Like.No.One.Else.Ever.Could | Teen Ink

Like.No.One.Else.Ever.Could

November 13, 2011
By Camarello SILVER, Salt Lake City, Utah
Camarello SILVER, Salt Lake City, Utah
5 articles 1 photo 12 comments

Favorite Quote:
You'll never cross the ocean if you're scared to lose sight of the shore.


He smells the same as he always has. Well, his jacket does. He's on the other end of the couch, looking down at his phone.
His lips jut out just like they did in fifth grade when he focused on schoolwork.
He closes his phone and my eyes fall shut immediately. I know he's looking at me now. I try to hold back a smile but he poked my side, starting yet another tickle war.
Bestfriends. Is that all we could ever be?
He grabs my hand, making it impossible to continue tickling his stomach. He holds it tightly, and looks me in the eye, laughing.
I fake my sad face. "Ow, ow, ow!" I jut my lower lip out and fake a quiver, the face he's loved since we were kids.
His face softens for half a second, he almost believed me. But now he's squeezing harder and tickling my side so hard I want to pee. I squeel, and he copies me.
"Hal, Tracy's almost here." Me and Kale freeze and look over at my bestfriend Kim and her boyfriend Derek.
"Okay, that's--"
Kale cuts me off by tickling me again. We've been sitting at this trampoline place for an hour, waiting for a ride.
I reach for his stomach, one of his worst ticklish spots, but he grabs my hand to stop it. I stop pushing, but he doesn't let go. He holds my hand and my gaze. My breathing stops and my pulse races off like a foreign sports car. It feels as if someone poured boiling water all inside of me, but it doesn't hurt. It's the kind that leaves you colder than before when it's gone, which is exactly how I feel when his phone goes off again and he releases me and my eyes.
I know he's texting a girl, probably one of the cheerleaders, but it's something I've learned to live with.
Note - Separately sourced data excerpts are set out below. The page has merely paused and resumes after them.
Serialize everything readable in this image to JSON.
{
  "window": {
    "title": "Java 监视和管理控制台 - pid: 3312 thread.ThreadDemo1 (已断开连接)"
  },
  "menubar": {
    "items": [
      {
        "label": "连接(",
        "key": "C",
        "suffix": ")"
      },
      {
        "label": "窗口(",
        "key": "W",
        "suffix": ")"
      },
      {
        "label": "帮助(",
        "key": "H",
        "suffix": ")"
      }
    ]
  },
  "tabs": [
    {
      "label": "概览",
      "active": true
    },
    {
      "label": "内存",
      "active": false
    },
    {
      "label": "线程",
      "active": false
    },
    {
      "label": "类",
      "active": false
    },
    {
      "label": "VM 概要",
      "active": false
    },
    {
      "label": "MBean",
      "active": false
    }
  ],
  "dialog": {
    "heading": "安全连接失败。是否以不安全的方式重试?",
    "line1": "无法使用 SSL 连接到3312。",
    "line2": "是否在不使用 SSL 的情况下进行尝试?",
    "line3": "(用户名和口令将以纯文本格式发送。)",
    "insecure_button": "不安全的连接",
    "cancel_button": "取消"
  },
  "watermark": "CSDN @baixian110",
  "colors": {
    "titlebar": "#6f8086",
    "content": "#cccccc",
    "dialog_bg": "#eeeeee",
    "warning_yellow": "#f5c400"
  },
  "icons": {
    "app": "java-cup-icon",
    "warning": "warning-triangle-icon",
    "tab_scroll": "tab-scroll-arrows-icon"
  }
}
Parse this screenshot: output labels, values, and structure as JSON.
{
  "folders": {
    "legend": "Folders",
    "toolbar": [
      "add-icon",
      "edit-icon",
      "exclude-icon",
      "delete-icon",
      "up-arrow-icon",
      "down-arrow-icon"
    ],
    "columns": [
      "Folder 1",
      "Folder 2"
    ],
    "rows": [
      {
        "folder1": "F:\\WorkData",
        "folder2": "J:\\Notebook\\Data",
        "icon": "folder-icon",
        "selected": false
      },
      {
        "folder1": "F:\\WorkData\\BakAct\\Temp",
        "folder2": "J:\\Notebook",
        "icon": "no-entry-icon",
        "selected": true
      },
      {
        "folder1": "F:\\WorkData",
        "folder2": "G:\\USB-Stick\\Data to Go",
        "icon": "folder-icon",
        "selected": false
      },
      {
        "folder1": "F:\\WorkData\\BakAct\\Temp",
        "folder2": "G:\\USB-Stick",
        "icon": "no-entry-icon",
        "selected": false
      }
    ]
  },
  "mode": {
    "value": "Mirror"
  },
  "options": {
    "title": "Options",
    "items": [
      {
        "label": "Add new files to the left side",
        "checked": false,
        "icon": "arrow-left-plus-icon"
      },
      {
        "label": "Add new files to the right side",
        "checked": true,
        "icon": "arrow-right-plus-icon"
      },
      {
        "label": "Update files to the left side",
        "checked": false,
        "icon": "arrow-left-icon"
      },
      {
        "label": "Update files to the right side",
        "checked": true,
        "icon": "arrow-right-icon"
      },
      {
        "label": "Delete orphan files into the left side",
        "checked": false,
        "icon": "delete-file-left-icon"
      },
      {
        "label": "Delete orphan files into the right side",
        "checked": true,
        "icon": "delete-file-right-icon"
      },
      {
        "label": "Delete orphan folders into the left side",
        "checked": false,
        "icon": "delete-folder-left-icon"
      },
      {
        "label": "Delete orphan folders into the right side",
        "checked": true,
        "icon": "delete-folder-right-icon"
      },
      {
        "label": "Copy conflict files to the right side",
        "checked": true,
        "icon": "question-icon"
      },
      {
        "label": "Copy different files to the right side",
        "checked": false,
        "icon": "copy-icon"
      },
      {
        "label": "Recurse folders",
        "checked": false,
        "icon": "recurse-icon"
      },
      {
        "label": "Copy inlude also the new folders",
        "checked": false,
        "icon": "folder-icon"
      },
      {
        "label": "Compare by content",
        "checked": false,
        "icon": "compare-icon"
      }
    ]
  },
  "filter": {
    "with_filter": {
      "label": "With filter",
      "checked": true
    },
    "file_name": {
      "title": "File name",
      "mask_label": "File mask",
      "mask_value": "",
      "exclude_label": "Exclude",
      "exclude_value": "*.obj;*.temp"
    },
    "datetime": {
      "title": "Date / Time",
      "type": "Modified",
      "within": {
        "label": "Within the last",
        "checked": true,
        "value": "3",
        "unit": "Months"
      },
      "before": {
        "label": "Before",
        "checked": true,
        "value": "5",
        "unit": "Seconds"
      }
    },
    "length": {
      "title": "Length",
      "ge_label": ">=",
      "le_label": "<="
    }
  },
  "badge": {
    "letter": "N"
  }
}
When he's not mine, he's someone else's. But I'm always his, whether he claims me or not.
I turn my attention back to the Eagles game on the TV in the little warehouse. "Get him down!" I yell at the TV. They obeyed, taking down the Runningback like he was just a tackle bag, flipping him up in the air like a feather, but he fell back down like the football player he is.
The TV was on the side of the couch, sort of, so my head was turned away from Kale. I was laying on my side, feet tucked under his leg, with his hoody drowning my whole torso. He punched my butt, joking around, and I would've punched his face, not joking around, if it was anyone else.
But it wasn't, it was him. Him, who is the only constant in my life. The only fifteen year old I'd ever call a man. My first kiss, hug, hand hold, and "I love you." And him who kept me wondering and wondering each time he left.